The principle of contraposition (= the equivalence of 'If P then Q' and 'If not-Q then not-P') doesn't hold when the quantifier is 'most'. That is, 'Most As are Bs' is not equivalent to 'Most non-Bs are non-As'.

I take 'Most As are Bs' to mean: the number of things that are both A and B is greater than the number of things that are A but not B.

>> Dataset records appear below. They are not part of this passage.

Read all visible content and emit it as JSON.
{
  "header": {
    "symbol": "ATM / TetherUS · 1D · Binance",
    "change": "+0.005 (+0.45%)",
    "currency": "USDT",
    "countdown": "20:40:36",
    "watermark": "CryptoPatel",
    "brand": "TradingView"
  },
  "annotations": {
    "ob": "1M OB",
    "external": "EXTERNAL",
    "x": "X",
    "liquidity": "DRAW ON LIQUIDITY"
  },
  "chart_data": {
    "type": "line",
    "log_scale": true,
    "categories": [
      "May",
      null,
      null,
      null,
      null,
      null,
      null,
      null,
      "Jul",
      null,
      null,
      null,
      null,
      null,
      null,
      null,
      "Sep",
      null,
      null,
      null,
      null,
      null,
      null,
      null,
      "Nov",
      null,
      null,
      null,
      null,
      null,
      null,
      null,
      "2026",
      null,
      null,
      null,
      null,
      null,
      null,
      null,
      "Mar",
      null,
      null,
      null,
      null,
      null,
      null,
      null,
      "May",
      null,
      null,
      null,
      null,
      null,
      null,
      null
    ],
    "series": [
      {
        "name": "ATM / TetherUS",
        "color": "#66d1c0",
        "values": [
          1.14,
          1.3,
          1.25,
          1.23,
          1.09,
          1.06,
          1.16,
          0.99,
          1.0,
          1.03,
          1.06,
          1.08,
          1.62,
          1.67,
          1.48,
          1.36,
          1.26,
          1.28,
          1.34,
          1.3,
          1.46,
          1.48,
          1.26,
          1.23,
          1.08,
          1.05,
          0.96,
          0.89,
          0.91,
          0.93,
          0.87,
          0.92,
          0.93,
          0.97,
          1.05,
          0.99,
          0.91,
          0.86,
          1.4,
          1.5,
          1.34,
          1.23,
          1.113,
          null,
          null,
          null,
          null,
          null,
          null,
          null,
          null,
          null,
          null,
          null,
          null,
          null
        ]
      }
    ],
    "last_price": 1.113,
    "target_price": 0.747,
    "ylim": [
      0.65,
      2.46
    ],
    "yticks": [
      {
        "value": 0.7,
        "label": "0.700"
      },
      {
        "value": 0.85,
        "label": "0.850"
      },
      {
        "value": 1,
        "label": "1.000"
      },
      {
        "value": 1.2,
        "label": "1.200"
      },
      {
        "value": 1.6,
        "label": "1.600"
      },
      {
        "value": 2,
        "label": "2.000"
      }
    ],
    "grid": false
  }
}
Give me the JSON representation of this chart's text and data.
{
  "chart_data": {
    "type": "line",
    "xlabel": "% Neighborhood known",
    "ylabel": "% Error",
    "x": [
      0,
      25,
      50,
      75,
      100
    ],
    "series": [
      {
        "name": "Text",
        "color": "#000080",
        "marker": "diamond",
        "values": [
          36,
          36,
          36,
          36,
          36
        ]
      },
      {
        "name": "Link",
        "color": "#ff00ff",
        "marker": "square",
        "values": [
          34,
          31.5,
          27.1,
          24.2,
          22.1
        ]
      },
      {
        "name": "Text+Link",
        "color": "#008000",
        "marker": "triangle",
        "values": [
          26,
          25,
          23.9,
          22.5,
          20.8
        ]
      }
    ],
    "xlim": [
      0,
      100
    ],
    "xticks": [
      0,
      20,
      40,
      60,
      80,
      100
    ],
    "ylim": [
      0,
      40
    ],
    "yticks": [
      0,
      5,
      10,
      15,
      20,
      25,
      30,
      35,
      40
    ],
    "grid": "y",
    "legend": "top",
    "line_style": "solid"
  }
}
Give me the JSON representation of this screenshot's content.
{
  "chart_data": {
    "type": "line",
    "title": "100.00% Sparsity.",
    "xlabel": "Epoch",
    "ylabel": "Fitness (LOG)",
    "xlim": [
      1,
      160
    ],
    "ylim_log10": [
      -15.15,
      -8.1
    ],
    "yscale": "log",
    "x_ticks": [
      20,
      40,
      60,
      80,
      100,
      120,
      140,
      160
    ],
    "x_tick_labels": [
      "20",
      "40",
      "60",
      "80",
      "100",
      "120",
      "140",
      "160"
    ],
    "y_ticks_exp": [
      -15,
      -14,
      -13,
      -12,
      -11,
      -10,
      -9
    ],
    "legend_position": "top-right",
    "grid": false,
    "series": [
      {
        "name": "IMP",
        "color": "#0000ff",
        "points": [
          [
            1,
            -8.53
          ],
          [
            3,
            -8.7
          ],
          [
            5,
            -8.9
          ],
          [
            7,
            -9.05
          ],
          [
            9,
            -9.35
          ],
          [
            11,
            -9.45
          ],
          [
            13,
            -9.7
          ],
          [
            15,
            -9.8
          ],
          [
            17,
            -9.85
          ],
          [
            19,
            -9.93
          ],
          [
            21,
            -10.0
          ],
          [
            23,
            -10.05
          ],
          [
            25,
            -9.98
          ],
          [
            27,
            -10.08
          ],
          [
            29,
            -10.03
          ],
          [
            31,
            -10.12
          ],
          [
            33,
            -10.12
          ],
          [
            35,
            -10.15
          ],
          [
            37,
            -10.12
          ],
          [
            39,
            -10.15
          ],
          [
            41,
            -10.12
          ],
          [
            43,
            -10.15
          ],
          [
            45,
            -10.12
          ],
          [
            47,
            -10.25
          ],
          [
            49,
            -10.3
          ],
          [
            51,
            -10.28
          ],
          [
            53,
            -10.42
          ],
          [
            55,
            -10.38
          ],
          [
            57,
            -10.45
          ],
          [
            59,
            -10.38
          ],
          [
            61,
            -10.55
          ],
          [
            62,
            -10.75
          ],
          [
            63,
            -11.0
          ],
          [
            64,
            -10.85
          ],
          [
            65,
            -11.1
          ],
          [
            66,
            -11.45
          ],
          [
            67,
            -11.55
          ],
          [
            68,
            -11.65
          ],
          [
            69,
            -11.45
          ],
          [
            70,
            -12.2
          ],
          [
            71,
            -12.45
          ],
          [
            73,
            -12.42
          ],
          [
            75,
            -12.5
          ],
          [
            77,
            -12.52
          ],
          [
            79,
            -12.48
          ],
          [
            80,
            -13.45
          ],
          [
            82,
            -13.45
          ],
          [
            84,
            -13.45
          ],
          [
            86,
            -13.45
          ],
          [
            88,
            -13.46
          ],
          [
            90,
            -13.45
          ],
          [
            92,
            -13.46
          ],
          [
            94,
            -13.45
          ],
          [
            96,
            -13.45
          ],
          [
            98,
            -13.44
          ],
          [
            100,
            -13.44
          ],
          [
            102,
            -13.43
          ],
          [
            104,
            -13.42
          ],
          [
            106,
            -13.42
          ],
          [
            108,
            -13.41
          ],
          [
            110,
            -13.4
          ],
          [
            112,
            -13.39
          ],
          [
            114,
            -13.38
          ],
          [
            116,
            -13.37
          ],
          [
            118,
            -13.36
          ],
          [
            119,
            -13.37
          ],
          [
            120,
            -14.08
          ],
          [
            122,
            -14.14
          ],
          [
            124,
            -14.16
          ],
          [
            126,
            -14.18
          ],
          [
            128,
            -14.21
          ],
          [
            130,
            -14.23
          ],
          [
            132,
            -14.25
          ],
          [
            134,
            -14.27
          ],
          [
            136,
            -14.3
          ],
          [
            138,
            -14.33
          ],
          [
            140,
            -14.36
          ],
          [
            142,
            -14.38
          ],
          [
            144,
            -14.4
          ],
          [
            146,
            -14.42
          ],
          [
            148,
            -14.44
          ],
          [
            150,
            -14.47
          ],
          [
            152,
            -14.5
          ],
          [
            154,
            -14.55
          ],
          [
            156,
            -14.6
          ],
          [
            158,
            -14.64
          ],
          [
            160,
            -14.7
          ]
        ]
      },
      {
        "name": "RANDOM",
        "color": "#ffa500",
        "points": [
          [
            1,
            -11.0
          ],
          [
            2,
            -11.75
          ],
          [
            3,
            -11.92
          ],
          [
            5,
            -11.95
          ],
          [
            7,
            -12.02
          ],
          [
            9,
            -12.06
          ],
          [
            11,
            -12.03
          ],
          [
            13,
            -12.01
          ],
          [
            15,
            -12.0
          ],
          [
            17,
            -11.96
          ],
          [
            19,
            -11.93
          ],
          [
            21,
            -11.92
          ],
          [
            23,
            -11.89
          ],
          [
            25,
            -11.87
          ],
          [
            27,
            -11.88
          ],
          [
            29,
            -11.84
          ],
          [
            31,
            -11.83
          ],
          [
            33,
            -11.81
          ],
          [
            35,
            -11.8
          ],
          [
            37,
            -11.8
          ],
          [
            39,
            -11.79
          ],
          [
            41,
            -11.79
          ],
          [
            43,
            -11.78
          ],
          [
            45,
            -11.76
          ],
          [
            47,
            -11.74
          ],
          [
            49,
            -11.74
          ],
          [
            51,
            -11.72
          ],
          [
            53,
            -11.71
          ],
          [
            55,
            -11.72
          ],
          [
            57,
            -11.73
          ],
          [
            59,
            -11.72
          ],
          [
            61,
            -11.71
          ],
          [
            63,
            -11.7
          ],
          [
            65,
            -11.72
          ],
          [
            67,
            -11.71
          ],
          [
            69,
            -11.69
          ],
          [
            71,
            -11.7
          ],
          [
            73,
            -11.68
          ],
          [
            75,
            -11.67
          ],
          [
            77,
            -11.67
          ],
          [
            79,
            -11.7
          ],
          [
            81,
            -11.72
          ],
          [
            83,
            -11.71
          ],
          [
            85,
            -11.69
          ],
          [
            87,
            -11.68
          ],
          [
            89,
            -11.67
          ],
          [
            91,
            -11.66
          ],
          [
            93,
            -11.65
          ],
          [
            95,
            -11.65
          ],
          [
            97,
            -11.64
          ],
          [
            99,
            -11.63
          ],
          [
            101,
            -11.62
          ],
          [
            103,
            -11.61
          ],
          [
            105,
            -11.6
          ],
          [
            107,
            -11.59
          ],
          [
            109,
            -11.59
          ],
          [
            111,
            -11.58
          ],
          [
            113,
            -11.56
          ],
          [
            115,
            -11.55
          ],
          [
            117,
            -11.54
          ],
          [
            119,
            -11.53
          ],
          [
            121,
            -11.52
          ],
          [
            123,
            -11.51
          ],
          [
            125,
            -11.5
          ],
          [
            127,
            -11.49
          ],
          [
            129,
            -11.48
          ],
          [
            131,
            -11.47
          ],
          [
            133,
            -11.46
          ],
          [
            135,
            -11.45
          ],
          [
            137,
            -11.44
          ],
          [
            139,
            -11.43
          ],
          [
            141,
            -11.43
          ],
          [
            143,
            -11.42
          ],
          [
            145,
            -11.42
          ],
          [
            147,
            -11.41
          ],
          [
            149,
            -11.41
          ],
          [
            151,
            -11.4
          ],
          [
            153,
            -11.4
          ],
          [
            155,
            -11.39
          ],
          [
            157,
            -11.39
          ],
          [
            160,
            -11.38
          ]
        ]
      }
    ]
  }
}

A minute or two of drawing (unless I've messed up somewhere) will get you a picture where

(1)

*the number of ABs > the number of A non-Bs*

is true, but

(2)

*the number of non-A non-Bs > the number of A non-Bs*

is false.

Again, maybe this point is as obvious as 2+3=5. But I am covering simple inductive arguments in my critical thinking class at the moment, trying to figure out which ones are good, and I had never thought about this case before, but it means the inductive analogue of quantified modus tollens (

*Most As are Bs, x is not B, Thus x is not A*) is no good. And that surprised me, since the analogue of modus ponens is perfectly fine.

## 2 comments:

I hadn't noticed that before, either. But part way through your post I was thinking of cases where there is only a small chance of some factor causing an outcome, but there is not other way to produce the outcome; as in:

Most syphilitics are paresis-free.

Al is not paresis-free.

Let the inference under consideration be the following:

If P(B|A) > 1/2, then P(~A|~B) > 1/2.

Under what conditions is the inference a good one? It looks to me like the following are sufficient:

1. If A is a subset of B, then the inference is valid.

2. If B is a subset of A and P(B) < 1/3, then the inference is valid.

3. If A and B overlap and 1 > 2P(A+B) - P(B), then the inference is valid.

Assuming I have these right (do I?), are these all of the cases in which the inference holds? How likely are these to hold and to be recognizable when they hold?